So is the Gulf spill actually changing anyone's mind about offshore drilling? It depends where you're looking. In Florida, sure, it is. A handful of conservative state legislators have recently been rethinking their pro-drilling stance. Charlie Crist, who's running for the U.S. Senate, is now rethinking drilling. And, as Brad Johnson notes, GOP State Rep. Greg Evers was once a huge fan of putting up new rigs right near the Florida panhandle shore. Post-spill, though, he's starting to think the risk to the state's beaches isn't worth it: "You have to understand: this is our way of life. These white sands are our way of life. We must protect them at all costs."
But Florida seems to be an exception. There haven't been nearly as many conversions in Congress. Greenwire recently asked dozens of senators if any of them are having second thoughts about offshore drilling and only Colorado's Mark Udall said he was starting to rethink his support. Everyone else is pretty much digging in. Longtime drilling skeptics like Florida's Bill Nelson are hollering twice as loud now. And drilling supporters like Louisiana's Mary Landrieu—or, Nelson's GOP colleague in Florida, George Lemieux—are sticking to the same refrain: Yes, the spill's a tragedy, yes, we need more safeguards, but let's not do anything drastic…

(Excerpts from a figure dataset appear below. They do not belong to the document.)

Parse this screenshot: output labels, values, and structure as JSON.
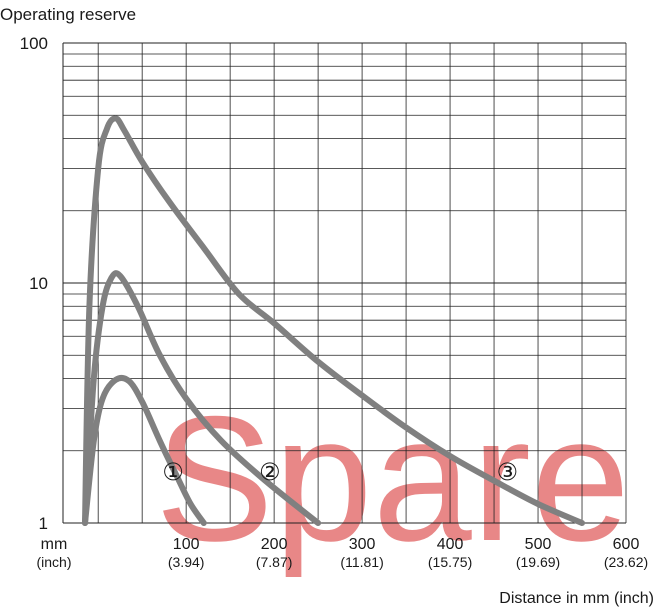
{
  "chart_data": {
    "type": "line",
    "ylabel": "Operating reserve",
    "xlabel": "Distance in mm (inch)",
    "yscale": "log",
    "ylim": [
      1,
      100
    ],
    "xlim": [
      -40,
      600
    ],
    "y_ticks": [
      "1",
      "10",
      "100"
    ],
    "x_unit_labels": [
      "mm",
      "(inch)"
    ],
    "x_ticks": [
      {
        "value": 100,
        "mm": "100",
        "inch": "(3.94)"
      },
      {
        "value": 200,
        "mm": "200",
        "inch": "(7.87)"
      },
      {
        "value": 300,
        "mm": "300",
        "inch": "(11.81)"
      },
      {
        "value": 400,
        "mm": "400",
        "inch": "(15.75)"
      },
      {
        "value": 500,
        "mm": "500",
        "inch": "(19.69)"
      },
      {
        "value": 600,
        "mm": "600",
        "inch": "(23.62)"
      }
    ],
    "grid": true,
    "series_color": "#808080",
    "watermark_color": "#e05a5a",
    "series": [
      {
        "label": "①",
        "label_at": [
          85,
          1.65
        ],
        "points": [
          [
            -15,
            1
          ],
          [
            -5,
            2.2
          ],
          [
            5,
            3.3
          ],
          [
            20,
            3.95
          ],
          [
            35,
            3.9
          ],
          [
            50,
            3.2
          ],
          [
            70,
            2.2
          ],
          [
            90,
            1.55
          ],
          [
            105,
            1.2
          ],
          [
            120,
            1
          ]
        ]
      },
      {
        "label": "②",
        "label_at": [
          195,
          1.65
        ],
        "points": [
          [
            -15,
            1
          ],
          [
            -5,
            4
          ],
          [
            5,
            8
          ],
          [
            15,
            10.5
          ],
          [
            25,
            10.7
          ],
          [
            45,
            8
          ],
          [
            70,
            5
          ],
          [
            100,
            3.3
          ],
          [
            140,
            2.2
          ],
          [
            190,
            1.5
          ],
          [
            250,
            1
          ]
        ]
      },
      {
        "label": "③",
        "label_at": [
          465,
          1.65
        ],
        "points": [
          [
            -15,
            1
          ],
          [
            -10,
            8
          ],
          [
            0,
            30
          ],
          [
            10,
            44
          ],
          [
            20,
            48.5
          ],
          [
            30,
            43
          ],
          [
            50,
            32
          ],
          [
            80,
            22
          ],
          [
            120,
            14
          ],
          [
            160,
            9
          ],
          [
            200,
            6.8
          ],
          [
            250,
            4.7
          ],
          [
            300,
            3.4
          ],
          [
            350,
            2.5
          ],
          [
            400,
            1.9
          ],
          [
            450,
            1.5
          ],
          [
            500,
            1.2
          ],
          [
            550,
            1
          ]
        ]
      }
    ]
  },
  "watermark": {
    "text": "Spare"
  }
}
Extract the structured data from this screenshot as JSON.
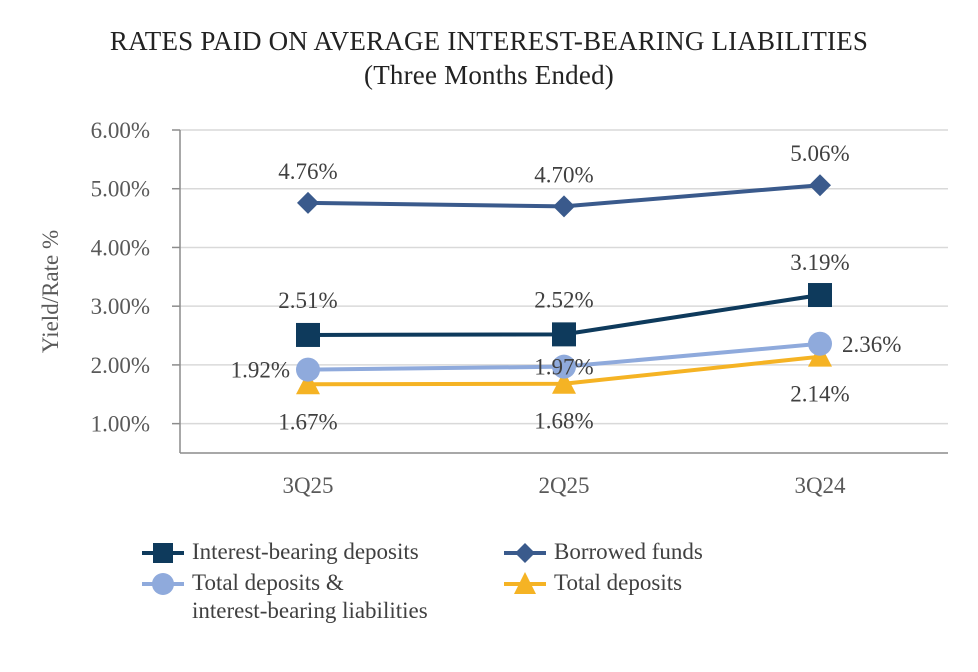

In any case, John Kerry and Joe Lieberman are still planning to unveil their big climate bill this Wednesday. But right now it's not clear that the Gulf disaster has really jumbled up energy politics at all. If anything, the two sides seem to have hardened their positions and made a compromise on drilling even less likely. And the White House, oddly enough, is staying awfully circumspect on this issue.